What are the variants of coronavirus till now?

The change in the genes of the virus commonly termed mutation results in the variants. As the nature of viruses, coronavirus also mutates and changes over time. There are several variants reported to date which we will discuss shortly here.

  1. Alpha (B.1.1.7): The First Variant of CoronaVirus

– Occurs by a mutation on the spike protein of the virus.

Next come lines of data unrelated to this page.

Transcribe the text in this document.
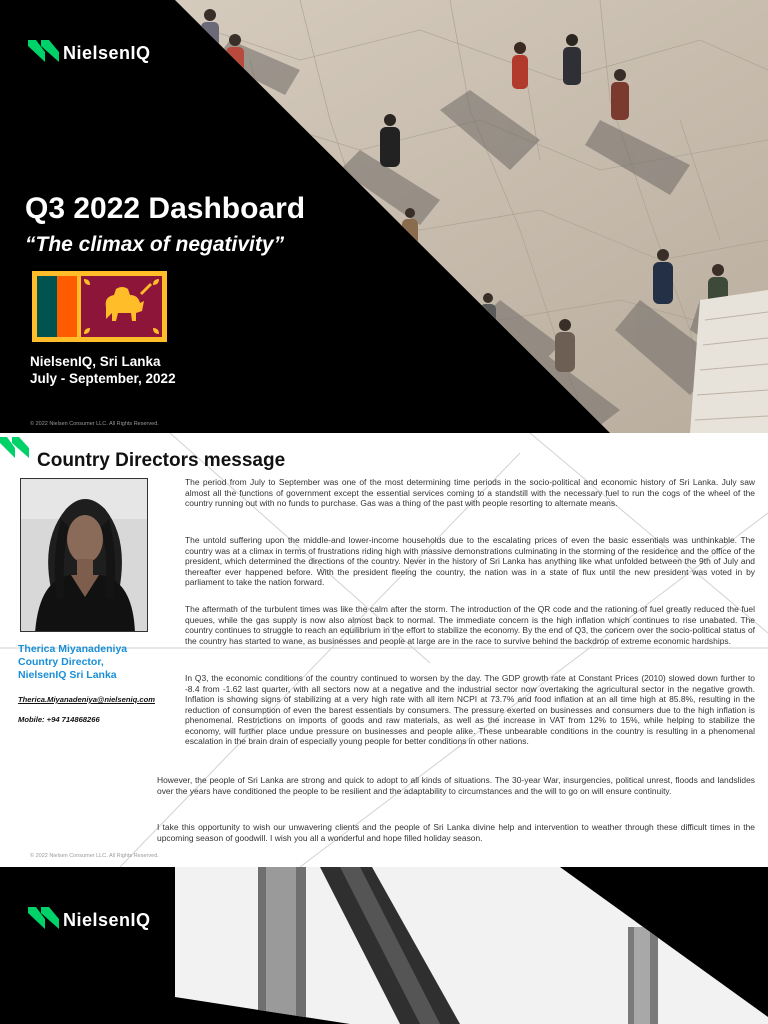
NielsenIQ
Q3 2022 Dashboard
“The climax of negativity”
NielsenIQ, Sri Lanka
July - September, 2022
© 2022 Nielsen Consumer LLC. All Rights Reserved.
Country Directors message
Therica Miyanadeniya
Country Director,
NielsenIQ Sri Lanka
Therica.Miyanadeniya@nielseniq.com
Mobile: +94 714868266

The period from July to September was one of the most determining time periods in the socio-political and economic history of Sri Lanka. July saw almost all the functions of government except the essential services coming to a standstill with the necessary fuel to run the cogs of the wheel of the country running out with no funds to purchase. Gas was a thing of the past with people resorting to alternate means.

The untold suffering upon the middle-and lower-income households due to the escalating prices of even the basic essentials was unthinkable. The country was at a climax in terms of frustrations riding high with massive demonstrations culminating in the storming of the residence and the office of the president, which determined the directions of the country. Never in the history of Sri Lanka has anything like what unfolded between the 9th of July and thereafter ever happened before. With the president fleeing the country, the nation was in a state of flux until the new president was voted in by parliament to take the nation forward.

The aftermath of the turbulent times was like the calm after the storm. The introduction of the QR code and the rationing of fuel greatly reduced the fuel queues, while the gas supply is now also almost back to normal. The immediate concern is the high inflation which continues to rise unabated. The country continues to struggle to reach an equilibrium in the effort to stabilize the economy. By the end of Q3, the concern over the socio-political status of the country has started to wane, as businesses and people at large are in the race to survive behind the backdrop of extreme economic hardships.

In Q3, the economic conditions of the country continued to worsen by the day. The GDP growth rate at Constant Prices (2010) slowed down further to -8.4 from -1.62 last quarter, with all sectors now at a negative and the industrial sector now overtaking the agricultural sector in the negative growth. Inflation is showing signs of stabilizing at a very high rate with all item NCPI at 73.7% and food inflation at an all time high at 85.8%, resulting in the reduction of consumption of even the barest essentials by consumers. The pressure exerted on businesses and consumers due to the high inflation is phenomenal. Restrictions on imports of goods and raw materials, as well as the increase in VAT from 12% to 15%, while helping to stabilize the economy, will further place undue pressure on businesses and people alike. These unbearable conditions in the country is resulting in a phenomenal escalation in the brain drain of especially young people for better conditions in other nations.

However, the people of Sri Lanka are strong and quick to adopt to all kinds of situations. The 30-year War, insurgencies, political unrest, floods and landslides over the years have conditioned the people to be resilient and the adaptability to circumstances and the will to go on will ensure continuity.

I take this opportunity to wish our unwavering clients and the people of Sri Lanka divine help and intervention to weather through these difficult times in the upcoming season of goodwill. I wish you all a wonderful and hope filled holiday season.

© 2022 Nielsen Consumer LLC. All Rights Reserved.
NielsenIQ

– First noticed in people of Southeastern England with 70% more transmissibility.

– Weak shreds of evidence for the enhanced risk of death.


  1. Beta (B.1.351):

– Seen in countries including South Africa and Nigeria.

– Easily spread with fewer chances of causing worse illness.


  1. Gamma (P.1):

– Spotted in January 2021 from the people of Brazil who returned from Japan, seen in the US by the end of that month.

– More transmissible than other strains with a potential of infecting people already infected by COVID-19.


  1. Delta (B.1.617.2):

– First reported from India in December 2020, and raised cases in mid-April 2021.

– A ruling strain in U.S. and U.K., highly transmissible in nature.

– Total of 178 countries are already infected by this variant.


  1. Mu (B.1.621):

– In January 2021, it was reported from Colombia, and South America and Europe listed the outbreaks of Mu since then.

– Pose less threat than other variants.

– WHO labeled it as a variant of interest in August 2021.


  1. R.1. : The recent variant of Coronavirus

– First spotted in various countries along with Japan.

– In March 2021, it resulted in an outbreak in Kentucky Nursing Home, when an unvaccinated health care worker transmitted it to about 45 other staff and residents.

– Labeled as variant under monitoring by WHO in April 2021.

The label “variant of concern” is given to alpha, beta, gamma, and delta as per WHO. WHO is monitoring other variants such as Epsilon, Theta, and Zeta.

Also, read

Booster Shots of the COVID-19


Is Omicron more transmissible?

  1. Omicron (B.1.1.529):

– Latest variant was reported on November 11, 2021, in Botswana and is now the dominant strain in the U.S.

– The sudden rise in the cases of coronavirus again became a topic of concern, which led to the discovery of this new variant.

– Labeled as a “variant of concern”  by WHO suggesting that the variant might spread rapidly, possibly can cause serious illness, and not respond to vaccines or other medication.

– In comparison to other variants, it is supposed to have higher chances of re-infection.

– Till now studies suggest it is less likely to cause any serious infections.


Read about New variant of Coronavirus Omicron


No matter what the variant may be, the risk is generally higher for people who are not vaccinated yet, so it is best to get vaccinated as early as possible. Wearing a mask when in public and maintaining social distance is necessary. Frequent washing of hands and avoiding the touch in the face is effective as well. Being self-aware and making others aware is a way to get through coronavirus COVID-19.